The photosensitive composites of BODIPY with chitosan were prepared by physical mixing and characterized by spectroscopic and scanning electron microscopy methods. Films have flat, smooth surfaces, while the internal structure is heterogeneous. FTIR spectroscopy proves the intermolecular interactions between the dyes and biopolymer, which can lead to aggregation, not only in a solid state. The introduction of BODIPY to chitosan causes a slight increase in the hydrophilicity, which positively affects their gradual release in time and human protein adsorption.

BODIPY-modified chitosan becomes fluorescent and exhibits a bathochromic shift of the absorption and emission bands relative to the original dyes, which is advantageous for potential medical applications [39]. The Stokes shifts are much higher in the films than those in the solutions. An additional therapeutic effect may be exerted by the phthalimide substituent in the meso position, which, due to its large volume, hinders the formation of aggregates. The previously confirmed antibacterial effect of the BODIPY is an additional benefit of this system [26].

Iodine introduced into the BODIPY structure causes a decrease in the fluorescence quantum yield, and this trend also concerns the CS-H and CS-I compositions (films and solutions).

The fluorescence, good adsorption, gradual dye release, and mechanical properties of the obtained materials allow us to propose them for biological sensing and imaging or for the production of patches that deliver a photosensitizer to the affected skin in PDT. However, before introducing these materials into medical practice, it would be necessary to perform biocompatibility tests in vitro and in vivo.

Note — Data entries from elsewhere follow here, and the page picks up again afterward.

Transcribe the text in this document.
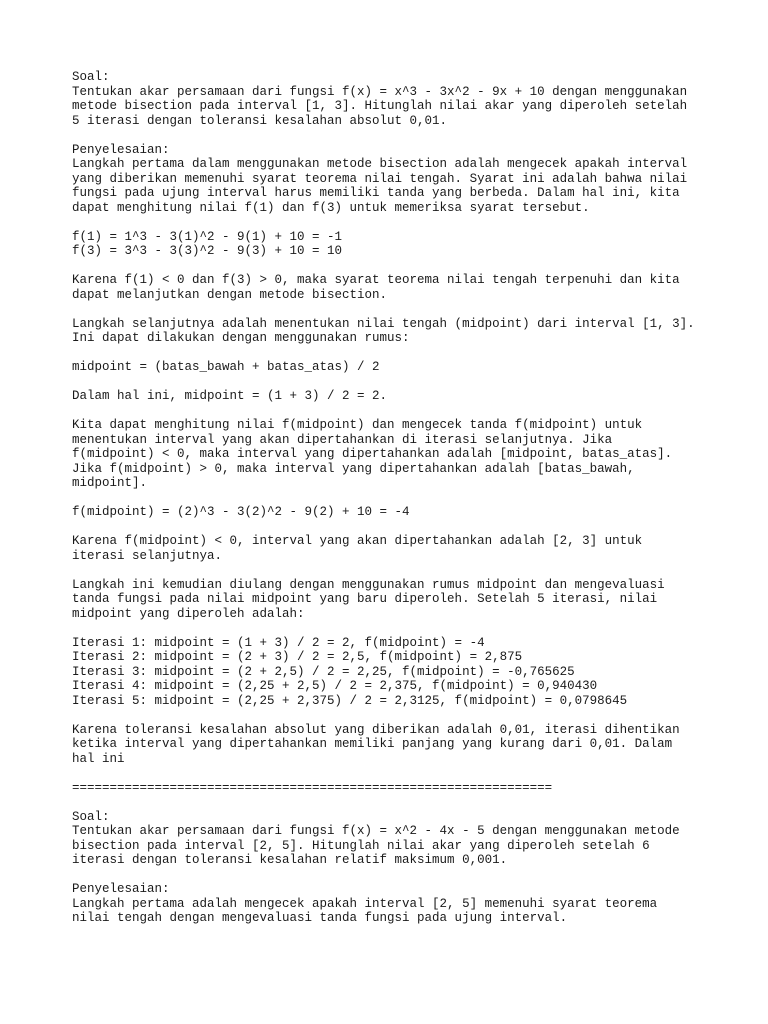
Soal:
Tentukan akar persamaan dari fungsi f(x) = x^3 - 3x^2 - 9x + 10 dengan menggunakan
metode bisection pada interval [1, 3]. Hitunglah nilai akar yang diperoleh setelah
5 iterasi dengan toleransi kesalahan absolut 0,01.
Penyelesaian:
Langkah pertama dalam menggunakan metode bisection adalah mengecek apakah interval
yang diberikan memenuhi syarat teorema nilai tengah. Syarat ini adalah bahwa nilai
fungsi pada ujung interval harus memiliki tanda yang berbeda. Dalam hal ini, kita
dapat menghitung nilai f(1) dan f(3) untuk memeriksa syarat tersebut.
f(1) = 1^3 - 3(1)^2 - 9(1) + 10 = -1
f(3) = 3^3 - 3(3)^2 - 9(3) + 10 = 10
Karena f(1) < 0 dan f(3) > 0, maka syarat teorema nilai tengah terpenuhi dan kita
dapat melanjutkan dengan metode bisection.
Langkah selanjutnya adalah menentukan nilai tengah (midpoint) dari interval [1, 3].
Ini dapat dilakukan dengan menggunakan rumus:
midpoint = (batas_bawah + batas_atas) / 2
Dalam hal ini, midpoint = (1 + 3) / 2 = 2.
Kita dapat menghitung nilai f(midpoint) dan mengecek tanda f(midpoint) untuk
menentukan interval yang akan dipertahankan di iterasi selanjutnya. Jika
f(midpoint) < 0, maka interval yang dipertahankan adalah [midpoint, batas_atas].
Jika f(midpoint) > 0, maka interval yang dipertahankan adalah [batas_bawah,
midpoint].
f(midpoint) = (2)^3 - 3(2)^2 - 9(2) + 10 = -4
Karena f(midpoint) < 0, interval yang akan dipertahankan adalah [2, 3] untuk
iterasi selanjutnya.
Langkah ini kemudian diulang dengan menggunakan rumus midpoint dan mengevaluasi
tanda fungsi pada nilai midpoint yang baru diperoleh. Setelah 5 iterasi, nilai
midpoint yang diperoleh adalah:
Iterasi 1: midpoint = (1 + 3) / 2 = 2, f(midpoint) = -4
Iterasi 2: midpoint = (2 + 3) / 2 = 2,5, f(midpoint) = 2,875
Iterasi 3: midpoint = (2 + 2,5) / 2 = 2,25, f(midpoint) = -0,765625
Iterasi 4: midpoint = (2,25 + 2,5) / 2 = 2,375, f(midpoint) = 0,940430
Iterasi 5: midpoint = (2,25 + 2,375) / 2 = 2,3125, f(midpoint) = 0,0798645
Karena toleransi kesalahan absolut yang diberikan adalah 0,01, iterasi dihentikan
ketika interval yang dipertahankan memiliki panjang yang kurang dari 0,01. Dalam
hal ini
================================================================
Soal:
Tentukan akar persamaan dari fungsi f(x) = x^2 - 4x - 5 dengan menggunakan metode
bisection pada interval [2, 5]. Hitunglah nilai akar yang diperoleh setelah 6
iterasi dengan toleransi kesalahan relatif maksimum 0,001.
Penyelesaian:
Langkah pertama adalah mengecek apakah interval [2, 5] memenuhi syarat teorema
nilai tengah dengan mengevaluasi tanda fungsi pada ujung interval.
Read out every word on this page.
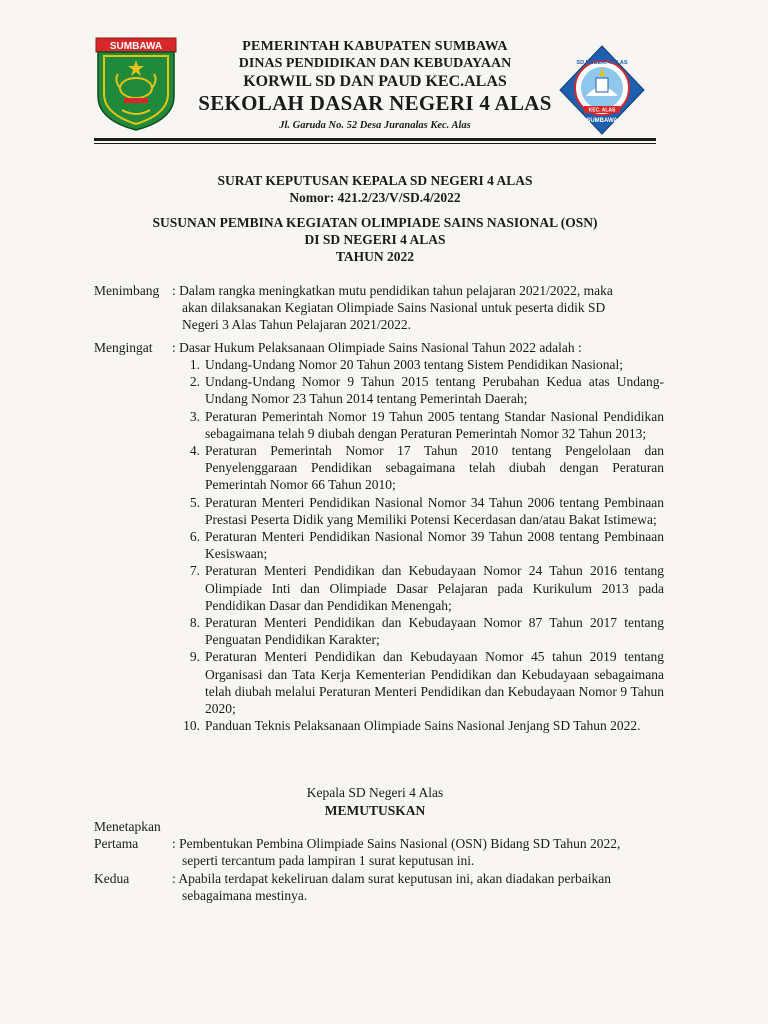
SUMBAWA	PEMERINTAH KABUPATEN SUMBAWA
DINAS PENDIDIKAN DAN KEBUDAYAAN
KORWIL SD DAN PAUD KEC.ALAS
SEKOLAH DASAR NEGERI 4 ALAS
Jl. Garuda No. 52 Desa Juranalas Kec. Alas
SD NEGERI 4 ALAS
KEC. ALAS
SUMBAWA
SURAT KEPUTUSAN KEPALA SD NEGERI 4 ALAS
Nomor: 421.2/23/V/SD.4/2022
SUSUNAN PEMBINA KEGIATAN OLIMPIADE SAINS NASIONAL (OSN)
DI SD NEGERI 4 ALAS
TAHUN 2022
Menimbang : Dalam rangka meningkatkan mutu pendidikan tahun pelajaran 2021/2022, maka
akan dilaksanakan Kegiatan Olimpiade Sains Nasional untuk peserta didik SD
Negeri 3 Alas Tahun Pelajaran 2021/2022.
Mengingat : Dasar Hukum Pelaksanaan Olimpiade Sains Nasional Tahun 2022 adalah :
1. Undang-Undang Nomor 20 Tahun 2003 tentang Sistem Pendidikan Nasional;
2. Undang-Undang Nomor 9 Tahun 2015 tentang Perubahan Kedua atas Undang-Undang Nomor 23 Tahun 2014 tentang Pemerintah Daerah;
3. Peraturan Pemerintah Nomor 19 Tahun 2005 tentang Standar Nasional Pendidikan sebagaimana telah 9 diubah dengan Peraturan Pemerintah Nomor 32 Tahun 2013;
4. Peraturan Pemerintah Nomor 17 Tahun 2010 tentang Pengelolaan dan Penyelenggaraan Pendidikan sebagaimana telah diubah dengan Peraturan Pemerintah Nomor 66 Tahun 2010;
5. Peraturan Menteri Pendidikan Nasional Nomor 34 Tahun 2006 tentang Pembinaan Prestasi Peserta Didik yang Memiliki Potensi Kecerdasan dan/atau Bakat Istimewa;
6. Peraturan Menteri Pendidikan Nasional Nomor 39 Tahun 2008 tentang Pembinaan Kesiswaan;
7. Peraturan Menteri Pendidikan dan Kebudayaan Nomor 24 Tahun 2016 tentang Olimpiade Inti dan Olimpiade Dasar Pelajaran pada Kurikulum 2013 pada Pendidikan Dasar dan Pendidikan Menengah;
8. Peraturan Menteri Pendidikan dan Kebudayaan Nomor 87 Tahun 2017 tentang Penguatan Pendidikan Karakter;
9. Peraturan Menteri Pendidikan dan Kebudayaan Nomor 45 tahun 2019 tentang Organisasi dan Tata Kerja Kementerian Pendidikan dan Kebudayaan sebagaimana telah diubah melalui Peraturan Menteri Pendidikan dan Kebudayaan Nomor 9 Tahun 2020;
10. Panduan Teknis Pelaksanaan Olimpiade Sains Nasional Jenjang SD Tahun 2022.
Kepala SD Negeri 4 Alas
MEMUTUSKAN
Menetapkan
Pertama	: Pembentukan Pembina Olimpiade Sains Nasional (OSN) Bidang SD Tahun 2022,
seperti tercantum pada lampiran 1 surat keputusan ini.
Kedua	: Apabila terdapat kekeliruan dalam surat keputusan ini, akan diadakan perbaikan
sebagaimana mestinya.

By gaining the ability to fluoresce, the CS-BODIPY system does not lose the valuable physicochemical properties of the macromolecular compounds. Thin, durable films can be obtained, which facilitates the application on the skin surface. It should be added that the dyes themselves exist in powder form and do not have film-forming properties. The simplicity of obtaining chitosan-BODIPY films suggests potential benefits in the implementation in practice.